In a stunning transformation, the RIBA Architecture Gallery is swathed in stimulating layers of information. A kaleidoscopic and custom-printed carpet acts as a giant timeline, spanning five hundred years and depicting various tools of image-making technology: from the Gutenberg press to the pinhole camera, to the computer and smartphone, as armatures of the recent digital and virtual realm. Upon this colourful carpet sits an oversize architectural model, condensing recognisable fragments of British buildings into a giant narrative dollhouse, from Robert Smythson’s Hardwick Hall to St Paul’s Cathedral to John Outram’s postmodern pumping station in Isle Of Dogs.

Freestyle exhibition © Francis Ware

Freestyle takes its cue from the influential treatise 'Seven Books of Architecture' by Renaissance architect Sebastiano Serlio – specifically, from the fourth volume of Serlio’s publication ‘On the Five Styles of Buildings’. An early edition of Serlio’s work is held in RIBA’s Rare Books collection. It features in the show as an early example of the impact of mass media: in this case, an illustrated and printed manual, which allowed for the replication of Renaissance style.

So begins Space Popular’s thesis, in which style and mass media would seem to have an inextricable relationship. Twenty two carefully chosen items from RIBA’s incomparable collection are mounted around the central model, providing evidence to the designers’ claims. While pattern books allowed for the faithful reproduction of Renaissance and later Gothic Revival styles, other, more esoteric influences can also be tracked through the technologies of visual communication.

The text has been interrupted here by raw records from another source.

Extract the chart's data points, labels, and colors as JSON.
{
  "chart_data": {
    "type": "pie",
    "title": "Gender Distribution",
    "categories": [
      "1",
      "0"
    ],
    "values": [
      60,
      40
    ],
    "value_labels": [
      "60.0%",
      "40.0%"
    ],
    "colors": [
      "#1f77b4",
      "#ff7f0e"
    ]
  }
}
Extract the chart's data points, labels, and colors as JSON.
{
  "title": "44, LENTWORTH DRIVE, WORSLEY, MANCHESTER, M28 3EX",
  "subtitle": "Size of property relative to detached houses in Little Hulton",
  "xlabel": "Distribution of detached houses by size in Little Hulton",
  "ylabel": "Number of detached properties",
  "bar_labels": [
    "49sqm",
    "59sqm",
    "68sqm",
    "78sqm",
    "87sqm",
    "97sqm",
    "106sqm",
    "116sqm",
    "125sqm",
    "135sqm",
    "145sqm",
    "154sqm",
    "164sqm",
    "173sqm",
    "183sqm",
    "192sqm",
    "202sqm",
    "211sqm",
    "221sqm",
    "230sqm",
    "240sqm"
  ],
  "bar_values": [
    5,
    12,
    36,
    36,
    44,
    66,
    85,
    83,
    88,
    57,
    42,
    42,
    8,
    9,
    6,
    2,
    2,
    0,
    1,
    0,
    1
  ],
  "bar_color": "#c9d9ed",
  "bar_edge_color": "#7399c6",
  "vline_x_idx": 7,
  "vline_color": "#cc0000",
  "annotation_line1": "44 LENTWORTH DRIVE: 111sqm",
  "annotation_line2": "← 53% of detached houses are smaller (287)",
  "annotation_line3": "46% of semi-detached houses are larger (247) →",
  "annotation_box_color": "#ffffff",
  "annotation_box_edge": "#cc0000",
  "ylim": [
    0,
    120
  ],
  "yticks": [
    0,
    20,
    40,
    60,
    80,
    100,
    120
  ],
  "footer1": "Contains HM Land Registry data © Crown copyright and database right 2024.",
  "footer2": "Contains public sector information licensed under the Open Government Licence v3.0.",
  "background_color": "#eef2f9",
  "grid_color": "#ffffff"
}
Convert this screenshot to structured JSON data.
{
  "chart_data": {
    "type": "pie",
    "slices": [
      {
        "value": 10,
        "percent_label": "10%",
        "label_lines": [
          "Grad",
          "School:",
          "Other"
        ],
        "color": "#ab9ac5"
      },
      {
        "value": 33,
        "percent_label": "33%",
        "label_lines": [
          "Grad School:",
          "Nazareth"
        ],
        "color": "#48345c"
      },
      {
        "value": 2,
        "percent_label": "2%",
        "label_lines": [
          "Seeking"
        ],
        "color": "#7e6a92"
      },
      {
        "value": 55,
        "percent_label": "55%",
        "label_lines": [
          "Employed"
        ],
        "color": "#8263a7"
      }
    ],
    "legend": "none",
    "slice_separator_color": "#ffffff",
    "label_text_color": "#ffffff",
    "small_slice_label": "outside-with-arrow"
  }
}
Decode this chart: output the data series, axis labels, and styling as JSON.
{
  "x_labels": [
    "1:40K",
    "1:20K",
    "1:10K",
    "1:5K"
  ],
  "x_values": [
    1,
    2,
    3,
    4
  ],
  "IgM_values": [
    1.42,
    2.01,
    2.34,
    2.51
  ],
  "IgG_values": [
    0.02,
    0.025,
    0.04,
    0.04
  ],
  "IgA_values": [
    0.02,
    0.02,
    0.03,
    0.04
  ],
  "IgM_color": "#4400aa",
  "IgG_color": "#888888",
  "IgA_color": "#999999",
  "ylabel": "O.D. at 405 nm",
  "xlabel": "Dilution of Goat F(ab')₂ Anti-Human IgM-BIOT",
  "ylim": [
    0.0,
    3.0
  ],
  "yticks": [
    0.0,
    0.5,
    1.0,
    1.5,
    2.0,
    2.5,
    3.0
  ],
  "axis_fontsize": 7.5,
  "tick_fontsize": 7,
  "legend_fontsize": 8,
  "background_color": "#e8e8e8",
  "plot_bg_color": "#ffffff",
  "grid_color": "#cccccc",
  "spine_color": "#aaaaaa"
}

Façade of a domed palazzo incorporating a terrace flanked by a pair of obelisks (1500) by Sebastiano Serlio (1475–1554) © RIBA Collections

Witness the fascinating watercolours and engravings made by explorers of Moorish Spain or mercantile missions in the East Indies, and the strong impact these made on designers of the 17th and 18th centuries. Such influences play out in the IndoSaracenic fantasy of John Nash’s Brighton Pavilion as well as many other examples of Chinoiserie, Orientalism and excessive ornamentation.

The bold, abstract photography of Dell & Wainwright is credited with announcing and celebrating the presence of Modernism in the British built environment, while more recently, the assimilation of digital and computational technology is paralleled with the blobby, universally seamless appeal of Parametricism.

Freestyle exhibition © Francis Ware

Providing another layer of immersive information to navigate all this rich material, Freestyle includes a Virtual Reality (VR) animation in four parts. Each of these feature a friendly and informed ‘avatar’: taking the role of exhibition guide, presenting the conjunction of style and technology in an approachable, accessible and entertaining narrative. Wall-mounted collection objects with physical references within the large model come together in a cartoon-like, informative experience, which brings to life impact on style by various media and popular culture. The virtual animation and its interpretative function was developed through a close collaboration with students at the London Design and Engineering University Technical College in east London; virtual animations made by students form the final display within the exhibition. As RIBA’s most ambitious collaboration to engage young people to date, Freestyle endeavours to consider the future of style, questioning the role and position of the architect in both physical and virtual environments.

Freestyle invites visitors into a beguiling immersive universe until 4 September 2021.